FIVE DAYS AFTER GARFIELD'S DEATH, HIS ASSASSIN ASSERTS: "GARFIELD WAS A GOOD MAN, BUT A WEAK POLITICIAN, AND I WISH ALL HONOR PAID TO HIS REMAINS"

"Friday you published a column & a half of matter taken I presume from Mr. Bailey's(?) manuscript. I am glad you did not publish the entire manuscript as I wish to modify it to fit the fact of the President's departure. Please express Mr. Bailey's(?) manuscript to me at once. If it is not all written out send what he wrote & also his short hand book. Also my revised edition of The Truth which I shall publish under the title of my theology. Send the bundle, by Express, direct to Gen. Crocker, Warden U.S. Jail Washington D.C. without my name on it, & he will hand it to me. I think of giving the book to the American News Co. They can push it better than any co. in N.Y. Please say in the Herald for me, that Gen. Garfield was a good man, but a weak politican, and I wish all honor paid to his remains... [Postscript:] "This was written in a cramped position in my cell which is not so light as the one I occupied before I was shot at. Please attend to this at once as I want to get my book out...."

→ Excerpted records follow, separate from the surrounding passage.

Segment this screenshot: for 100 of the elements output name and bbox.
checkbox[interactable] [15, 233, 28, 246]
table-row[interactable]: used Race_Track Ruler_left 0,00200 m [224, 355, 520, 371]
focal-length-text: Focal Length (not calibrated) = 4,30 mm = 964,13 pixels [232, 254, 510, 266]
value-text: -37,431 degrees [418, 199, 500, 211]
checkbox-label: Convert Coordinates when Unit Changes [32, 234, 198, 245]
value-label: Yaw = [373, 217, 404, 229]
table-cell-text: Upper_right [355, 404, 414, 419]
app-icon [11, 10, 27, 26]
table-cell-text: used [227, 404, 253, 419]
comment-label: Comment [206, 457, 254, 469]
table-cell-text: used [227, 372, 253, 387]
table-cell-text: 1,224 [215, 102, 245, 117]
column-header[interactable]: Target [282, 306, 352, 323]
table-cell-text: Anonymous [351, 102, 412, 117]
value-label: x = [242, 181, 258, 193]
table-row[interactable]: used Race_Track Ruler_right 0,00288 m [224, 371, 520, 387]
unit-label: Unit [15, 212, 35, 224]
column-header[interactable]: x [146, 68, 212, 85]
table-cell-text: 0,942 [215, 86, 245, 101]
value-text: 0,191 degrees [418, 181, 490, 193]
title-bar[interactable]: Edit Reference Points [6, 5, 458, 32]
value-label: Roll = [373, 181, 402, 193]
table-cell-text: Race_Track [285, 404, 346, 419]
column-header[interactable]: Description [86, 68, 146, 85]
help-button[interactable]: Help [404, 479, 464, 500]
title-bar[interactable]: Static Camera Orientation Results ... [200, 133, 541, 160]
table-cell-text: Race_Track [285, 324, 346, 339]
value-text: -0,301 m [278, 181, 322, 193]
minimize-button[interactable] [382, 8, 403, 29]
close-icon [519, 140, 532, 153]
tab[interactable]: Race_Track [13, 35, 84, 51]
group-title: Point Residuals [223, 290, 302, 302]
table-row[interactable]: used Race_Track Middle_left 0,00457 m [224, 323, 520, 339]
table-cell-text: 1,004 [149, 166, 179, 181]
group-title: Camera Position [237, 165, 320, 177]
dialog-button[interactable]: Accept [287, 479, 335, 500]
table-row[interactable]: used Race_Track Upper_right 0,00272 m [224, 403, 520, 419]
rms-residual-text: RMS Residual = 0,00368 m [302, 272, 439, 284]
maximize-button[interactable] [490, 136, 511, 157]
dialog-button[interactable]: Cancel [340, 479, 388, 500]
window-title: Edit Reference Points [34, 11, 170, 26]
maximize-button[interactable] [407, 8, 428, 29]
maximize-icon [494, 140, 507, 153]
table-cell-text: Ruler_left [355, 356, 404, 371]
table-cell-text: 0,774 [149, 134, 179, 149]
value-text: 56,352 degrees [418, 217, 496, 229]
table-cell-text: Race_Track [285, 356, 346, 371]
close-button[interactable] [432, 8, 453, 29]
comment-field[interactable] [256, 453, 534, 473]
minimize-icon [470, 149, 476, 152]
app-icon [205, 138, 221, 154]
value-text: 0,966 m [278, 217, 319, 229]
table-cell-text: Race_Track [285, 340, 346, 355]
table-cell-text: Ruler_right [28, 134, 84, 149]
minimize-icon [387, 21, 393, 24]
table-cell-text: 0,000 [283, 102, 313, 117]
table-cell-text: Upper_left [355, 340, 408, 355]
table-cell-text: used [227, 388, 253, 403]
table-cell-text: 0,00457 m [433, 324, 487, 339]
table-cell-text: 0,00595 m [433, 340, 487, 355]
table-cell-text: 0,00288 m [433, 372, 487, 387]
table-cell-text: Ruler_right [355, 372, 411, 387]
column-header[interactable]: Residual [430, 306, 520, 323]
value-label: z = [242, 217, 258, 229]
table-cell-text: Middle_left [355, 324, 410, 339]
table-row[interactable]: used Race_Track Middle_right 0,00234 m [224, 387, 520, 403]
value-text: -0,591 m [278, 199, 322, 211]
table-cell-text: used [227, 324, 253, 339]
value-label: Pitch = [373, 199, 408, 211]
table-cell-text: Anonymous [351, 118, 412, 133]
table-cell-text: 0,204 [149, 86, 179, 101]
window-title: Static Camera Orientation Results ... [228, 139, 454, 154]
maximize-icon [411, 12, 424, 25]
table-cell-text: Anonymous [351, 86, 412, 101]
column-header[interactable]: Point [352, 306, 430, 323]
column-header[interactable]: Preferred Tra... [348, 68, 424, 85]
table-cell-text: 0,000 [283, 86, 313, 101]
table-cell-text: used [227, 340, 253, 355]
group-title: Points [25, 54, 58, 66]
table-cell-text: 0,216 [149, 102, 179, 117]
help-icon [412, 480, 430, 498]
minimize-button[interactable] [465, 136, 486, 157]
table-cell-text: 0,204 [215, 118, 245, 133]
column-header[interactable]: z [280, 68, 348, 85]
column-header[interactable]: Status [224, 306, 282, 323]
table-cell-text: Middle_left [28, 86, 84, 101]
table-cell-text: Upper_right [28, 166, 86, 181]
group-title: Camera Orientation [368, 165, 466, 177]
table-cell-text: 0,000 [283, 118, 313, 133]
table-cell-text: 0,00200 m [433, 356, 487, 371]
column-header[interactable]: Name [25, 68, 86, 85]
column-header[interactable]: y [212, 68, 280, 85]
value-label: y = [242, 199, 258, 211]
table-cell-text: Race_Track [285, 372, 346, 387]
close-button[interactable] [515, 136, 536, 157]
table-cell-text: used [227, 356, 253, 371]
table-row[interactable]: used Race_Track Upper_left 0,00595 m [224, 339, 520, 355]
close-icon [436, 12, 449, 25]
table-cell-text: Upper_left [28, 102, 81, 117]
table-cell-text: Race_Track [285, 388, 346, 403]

Guiteau, a mentally unstable lawyer and earlier supporter of Garfield who had been rebuffed in his hopes of an office after the 1880 election, shot Garfield in the back on 2 July 1881. The President died of blood poisoning on September 19. At his trial, which lasted from November 1881 to January 1882, Guiteau pleaded not guilty by reason of insanity, but the jury declared him guilty and he was hanged in June.